Le dirigeant peut engager sa responsabilité en remboursant son compte courant d’associés


Le principe est bien établi (cf. Nment : Cass., 3ème civ., 3 mai 2018, n° 3 mai 2018) selon lequel les comptes courants d’associés peuvent et doivent être remboursés immédiatement et sur simple demande (hors dispositions contraires dans les statuts de la société ou dans une très utile convention d’apport en comptes courants).

Dans un arrêt du 24 mai 2018 (Cass. Com., 24 mai 2018, n° 17-10.119), la Cour de cassation a émis un tempérament d’importance en indiquant que ce principe doit s’effacer devant celui d’égalité des créanciers.

Il faut dire que les circonstances ayant donné lieu à l’arrêt étaient particulières.

Le 7 décembre 2010, la société fut condamnée à payer une somme de 166.269 euros aux termes d’une décision définitive qui ne fut signifiée par huissier de justice que le 20 décembre 2010.

Entre temps, les 10 et 15 décembre 2010, le dirigeant de la société, qui cumulait la triple qualité de détenteur du principal compte courant, d’associé et de dirigeant, décida du remboursement de son propre compte courant, à hauteur de 100.000 euros puis déclara, le 9 janvier 2011, l’état de cessation des paiements de la société, laquelle fit l’objet d’un jugement de liquidation judiciaire le 19 janvier 2011 !

La manœuvre consistait évidemment pour le dirigeant à appréhender directement les sommes qu’il avait prêtées à la société afin d’éviter de voir leur remboursement conditionné au résultat d’une liquidation judiciaire qu’il savait inéluctable (avec une probabilité très forte de non remboursement ou de remboursement partiel).

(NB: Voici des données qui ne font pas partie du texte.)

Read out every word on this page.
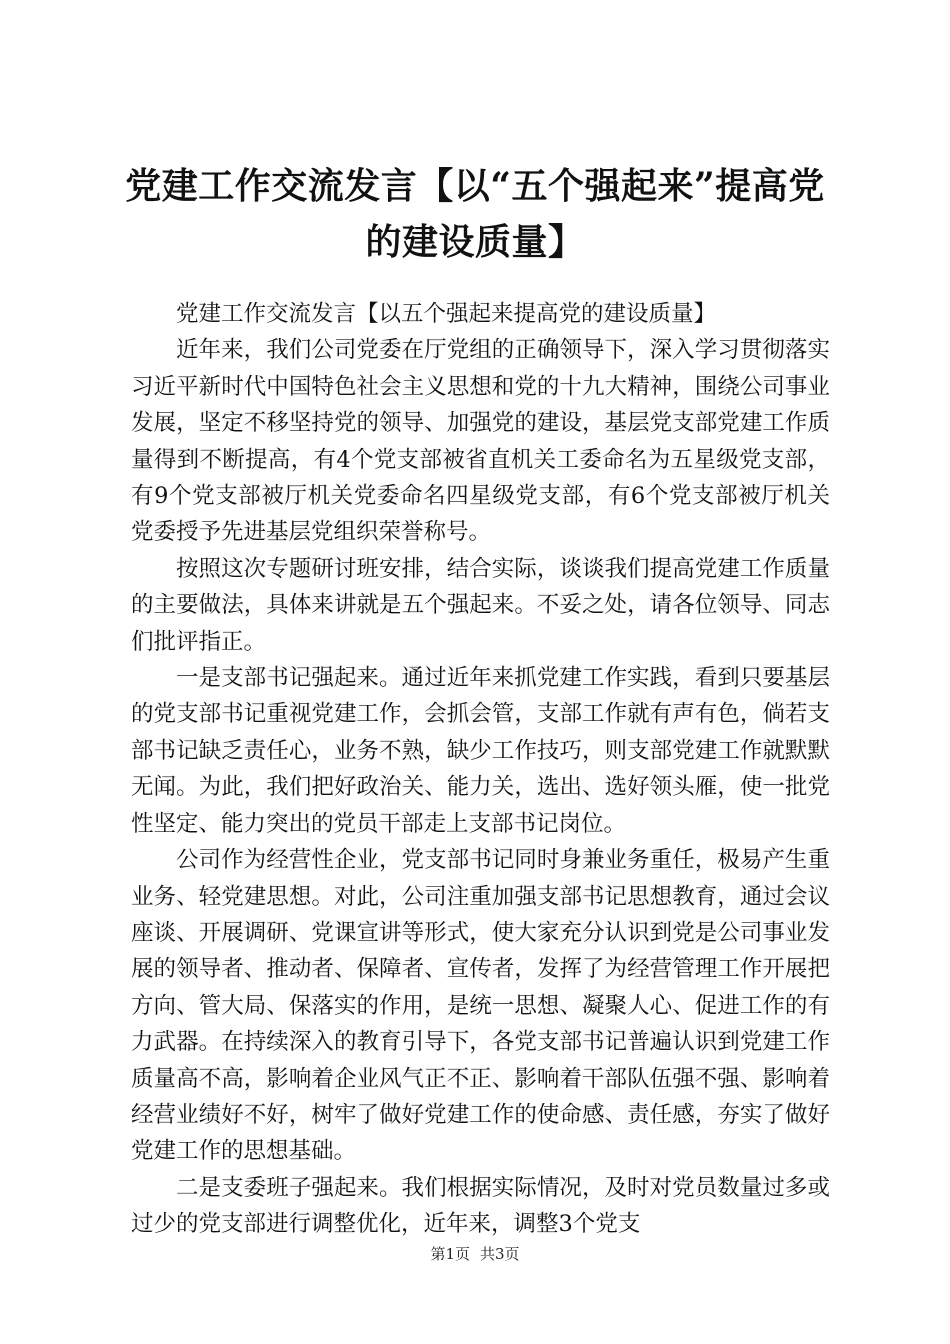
党建工作交流发言【以“五个强起来”提高党的建设质量】

党建工作交流发言【以五个强起来提高党的建设质量】

近年来，我们公司党委在厅党组的正确领导下，深入学习贯彻落实习近平新时代中国特色社会主义思想和党的十九大精神，围绕公司事业发展，坚定不移坚持党的领导、加强党的建设，基层党支部党建工作质量得到不断提高，有4个党支部被省直机关工委命名为五星级党支部，有9个党支部被厅机关党委命名四星级党支部，有6个党支部被厅机关党委授予先进基层党组织荣誉称号。

按照这次专题研讨班安排，结合实际，谈谈我们提高党建工作质量的主要做法，具体来讲就是五个强起来。不妥之处，请各位领导、同志们批评指正。

一是支部书记强起来。通过近年来抓党建工作实践，看到只要基层的党支部书记重视党建工作，会抓会管，支部工作就有声有色，倘若支部书记缺乏责任心，业务不熟，缺少工作技巧，则支部党建工作就默默无闻。为此，我们把好政治关、能力关，选出、选好领头雁，使一批党性坚定、能力突出的党员干部走上支部书记岗位。

公司作为经营性企业，党支部书记同时身兼业务重任，极易产生重业务、轻党建思想。对此，公司注重加强支部书记思想教育，通过会议座谈、开展调研、党课宣讲等形式，使大家充分认识到党是公司事业发展的领导者、推动者、保障者、宣传者，发挥了为经营管理工作开展把方向、管大局、保落实的作用，是统一思想、凝聚人心、促进工作的有力武器。在持续深入的教育引导下，各党支部书记普遍认识到党建工作质量高不高，影响着企业风气正不正、影响着干部队伍强不强、影响着经营业绩好不好，树牢了做好党建工作的使命感、责任感，夯实了做好党建工作的思想基础。

二是支委班子强起来。我们根据实际情况，及时对党员数量过多或过少的党支部进行调整优化，近年来，调整3个党支

第1页 共3页
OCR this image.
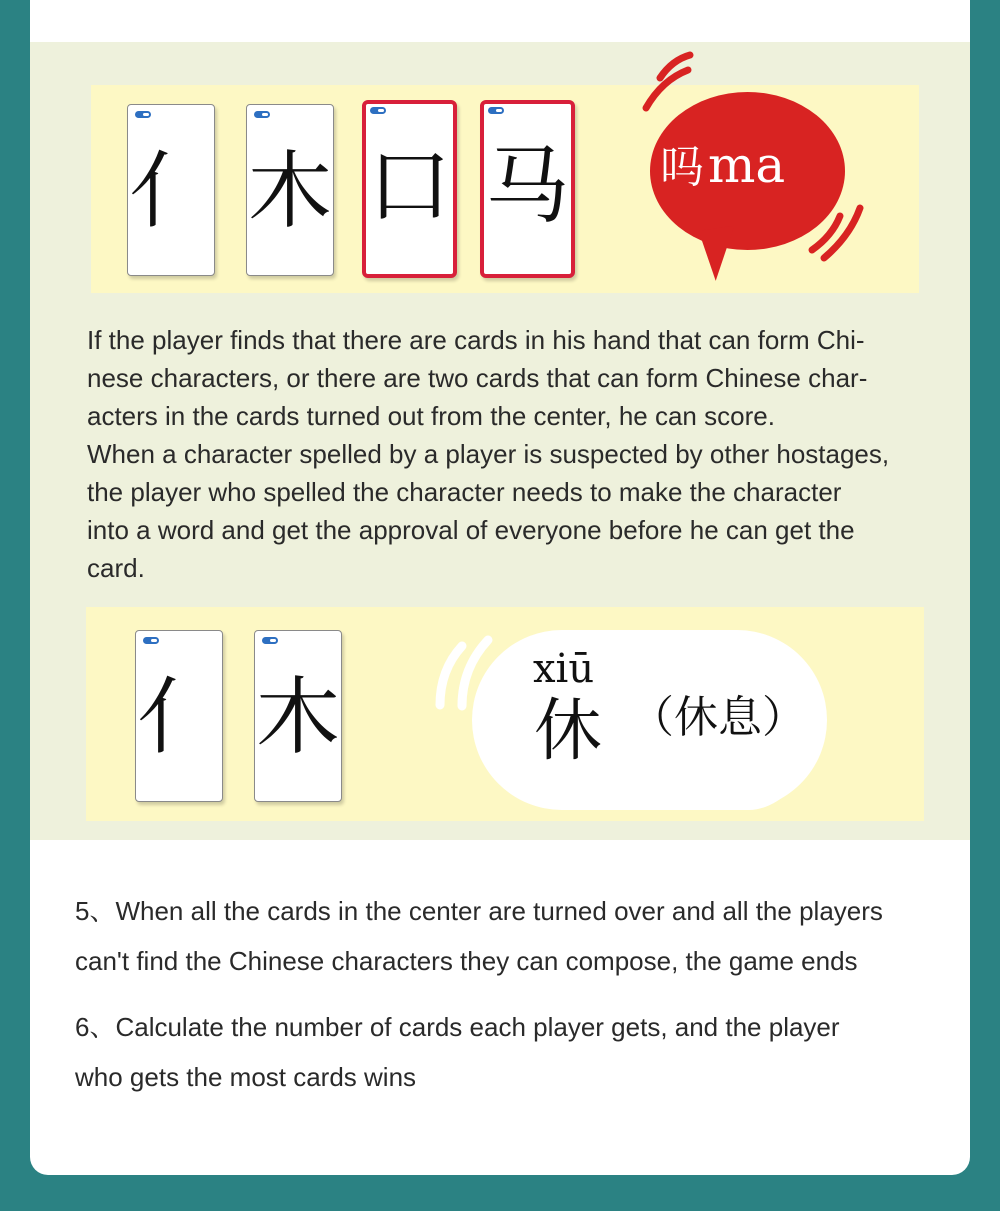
亻 木 口 马 吗ma

If the player finds that there are cards in his hand that can form Chi-

nese characters, or there are two cards that can form Chinese char-

acters in the cards turned out from the center, he can score.

When a character spelled by a player is suspected by other hostages,

the player who spelled the character needs to make the character

into a word and get the approval of everyone before he can get the

card.

亻 木	xiū
休 （休息）
5、When all the cards in the center are turned over and all the players
can't find the Chinese characters they can compose, the game ends
6、Calculate the number of cards each player gets, and the player
who gets the most cards wins
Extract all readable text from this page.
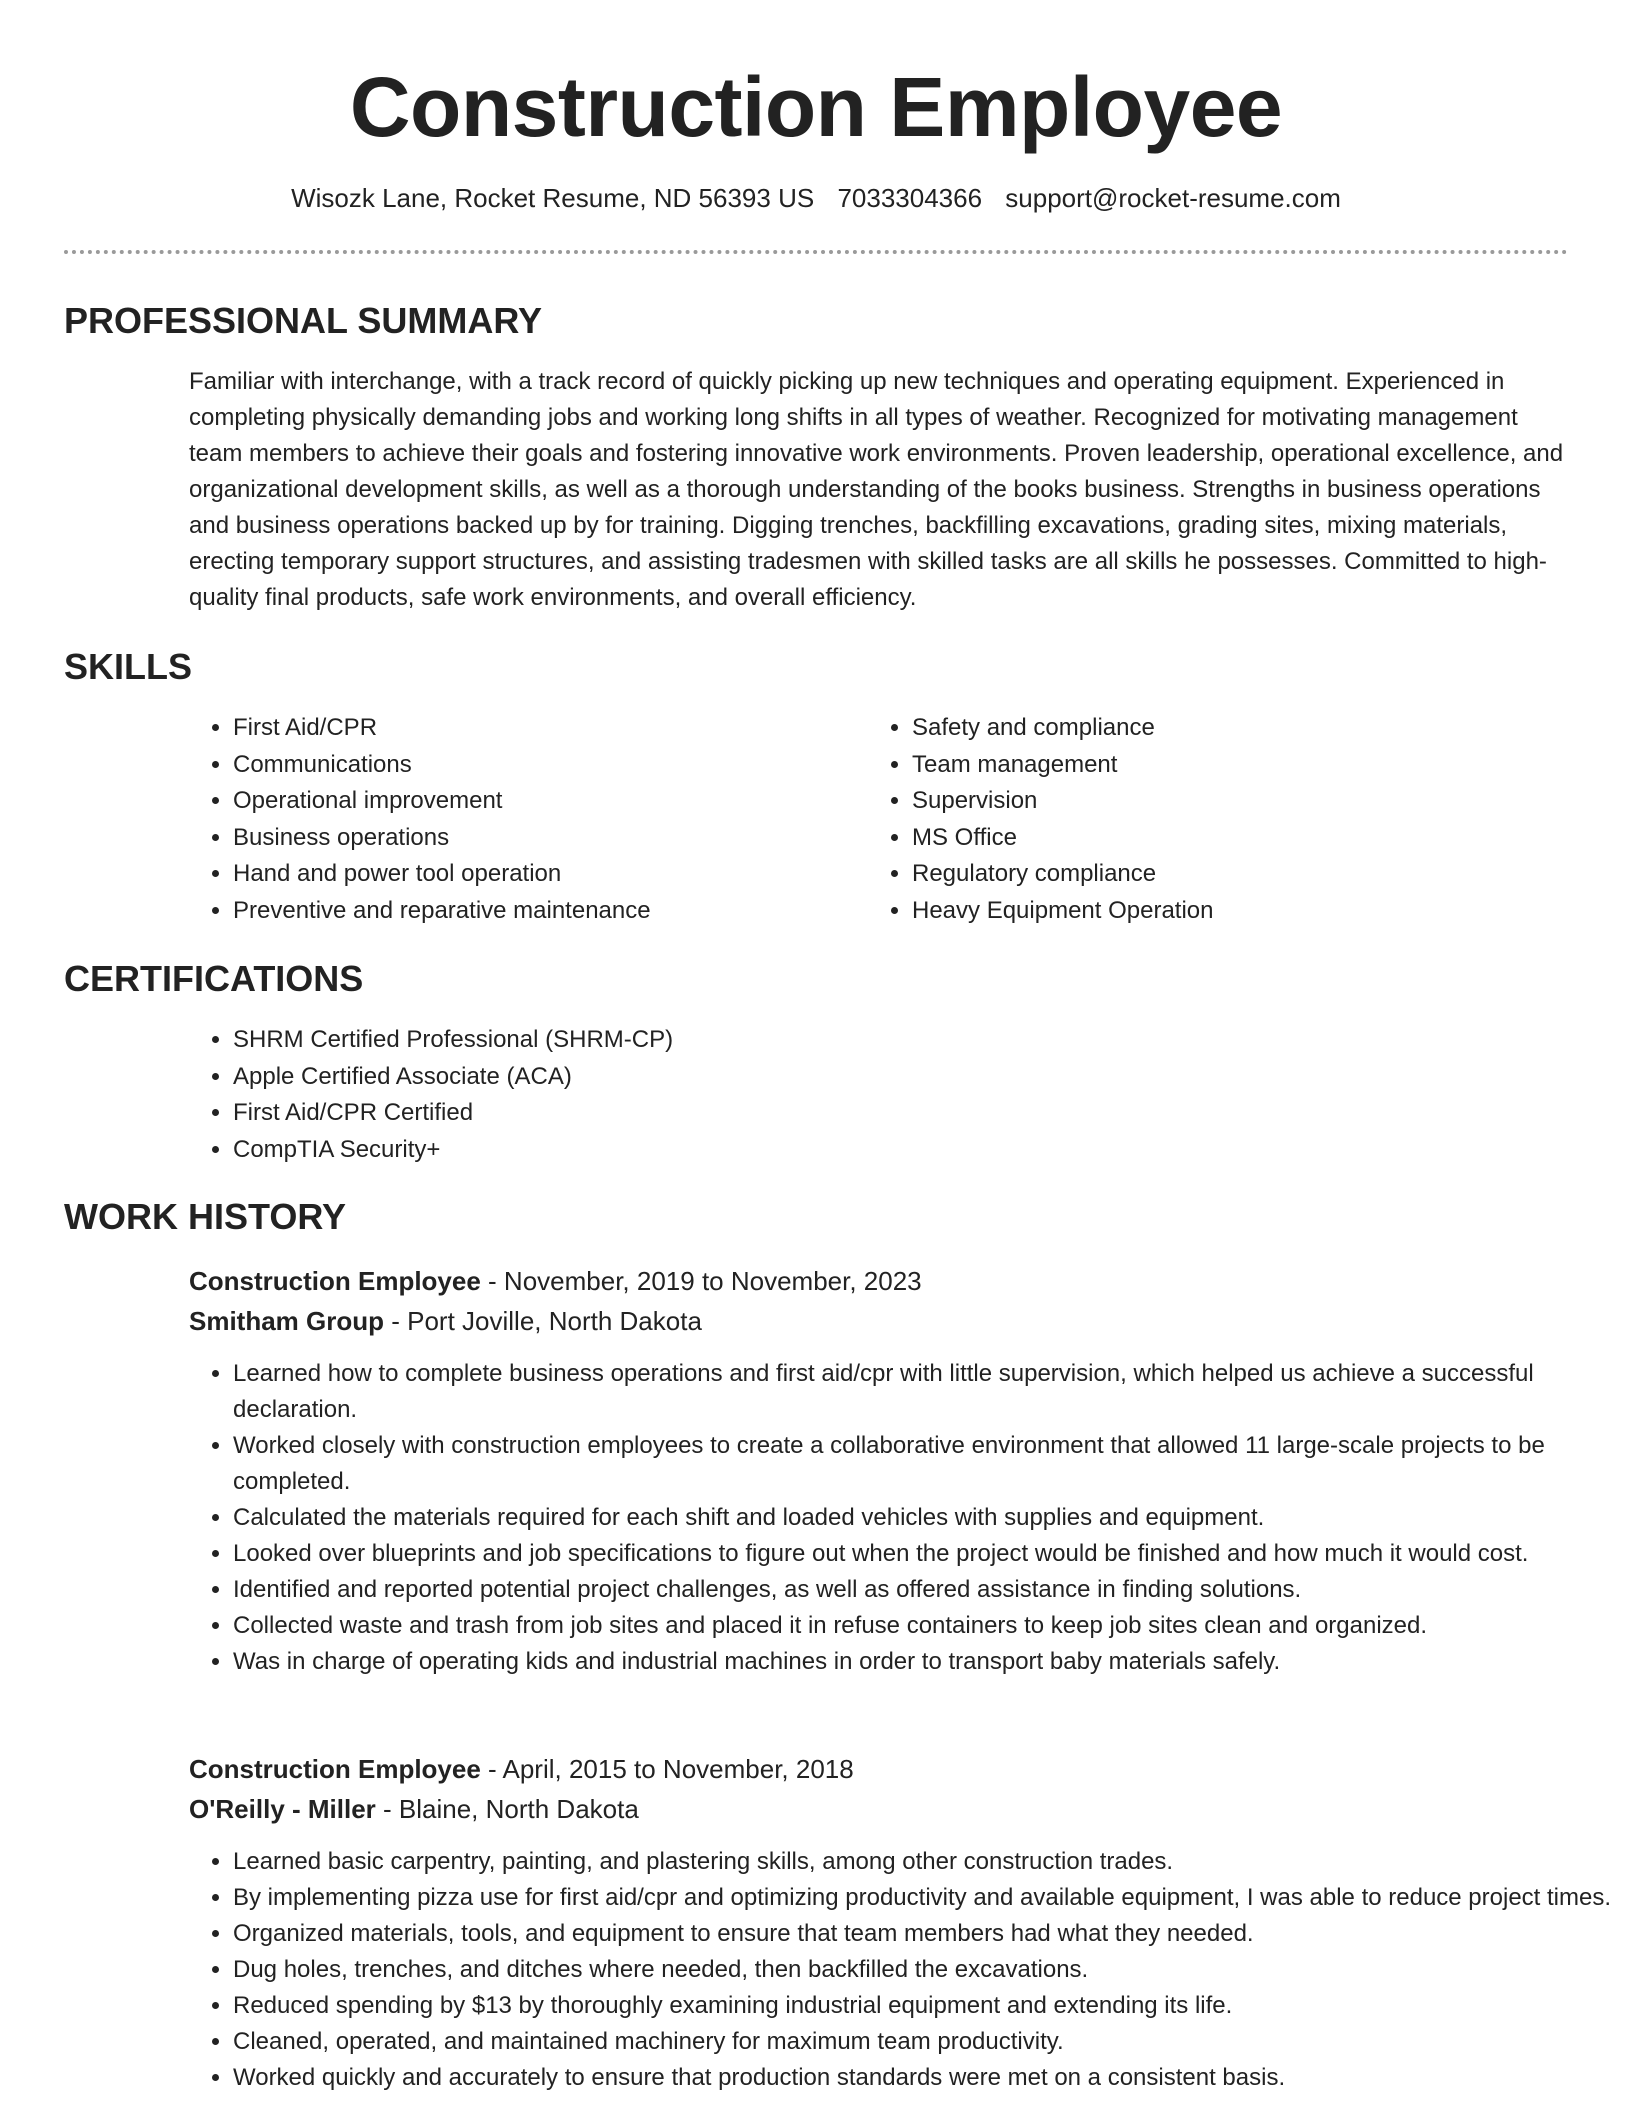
Construction Employee
Wisozk Lane, Rocket Resume, ND 56393 US 7033304366 support@rocket-resume.com
PROFESSIONAL SUMMARY

Familiar with interchange, with a track record of quickly picking up new techniques and operating equipment. Experienced in completing physically demanding jobs and working long shifts in all types of weather. Recognized for motivating management team members to achieve their goals and fostering innovative work environments. Proven leadership, operational excellence, and organizational development skills, as well as a thorough understanding of the books business. Strengths in business operations and business operations backed up by for training. Digging trenches, backfilling excavations, grading sites, mixing materials, erecting temporary support structures, and assisting tradesmen with skilled tasks are all skills he possesses. Committed to high-quality final products, safe work environments, and overall efficiency.

SKILLS
• First Aid/CPR
• Communications
• Operational improvement
• Business operations
• Hand and power tool operation
• Preventive and reparative maintenance
• Safety and compliance
• Team management
• Supervision
• MS Office
• Regulatory compliance
• Heavy Equipment Operation
CERTIFICATIONS
• SHRM Certified Professional (SHRM-CP)
• Apple Certified Associate (ACA)
• First Aid/CPR Certified
• CompTIA Security+
WORK HISTORY
Construction Employee - November, 2019 to November, 2023
Smitham Group - Port Joville, North Dakota
• Learned how to complete business operations and first aid/cpr with little supervision, which helped us achieve a successful declaration.
• Worked closely with construction employees to create a collaborative environment that allowed 11 large-scale projects to be completed.
• Calculated the materials required for each shift and loaded vehicles with supplies and equipment.
• Looked over blueprints and job specifications to figure out when the project would be finished and how much it would cost.
• Identified and reported potential project challenges, as well as offered assistance in finding solutions.
• Collected waste and trash from job sites and placed it in refuse containers to keep job sites clean and organized.
• Was in charge of operating kids and industrial machines in order to transport baby materials safely.
Construction Employee - April, 2015 to November, 2018
O'Reilly - Miller - Blaine, North Dakota
• Learned basic carpentry, painting, and plastering skills, among other construction trades.
• By implementing pizza use for first aid/cpr and optimizing productivity and available equipment, I was able to reduce project times.
• Organized materials, tools, and equipment to ensure that team members had what they needed.
• Dug holes, trenches, and ditches where needed, then backfilled the excavations.
• Reduced spending by $13 by thoroughly examining industrial equipment and extending its life.
• Cleaned, operated, and maintained machinery for maximum team productivity.
• Worked quickly and accurately to ensure that production standards were met on a consistent basis.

Bien inspiré, le liquidateur judiciaire assigna alors le dirigeant en responsabilité pour insuffisance d’actifs, considérant qu’il avait commis une faute de gestion en remboursant son compte d’associés, ce qui aboutit à sa condamnation à hauteur de la somme dont il avait décidé de la restitution.

Pour la Cour de cassation, « si les associés ont droit au remboursement à tout moment de leur compte dit courant, c’est à la condition que ce remboursement ne constitue pas un paiement préférentiel au détriment des créanciers de l’entreprise » alors que le dirigeant « savait inéluctable la déclaration de cessation des paiements » et « tandis qu’il connaissait le risque de devoir une somme aux époux auxquels les opposait une instance judiciaire ».

Le principe de remboursement des comptes courants d’associés demeure, donc, mais il y est porté une limite lorsque le dirigeant, pleinement informé de la situation de trésorerie de la société et du risque pesant sur elle, privilégie ses propres intérêts de créancier pour faire échec à l’application d’une décision de justice et, plus largement, privilégie ses intérêts à ceux d’autres créanciers légitimes.

Le sauve-qui-peut du dirigeant est sanctionné : lorsque le navire sombre, le capitaine reste à la barre sans partir dans la première chaloupe disponible.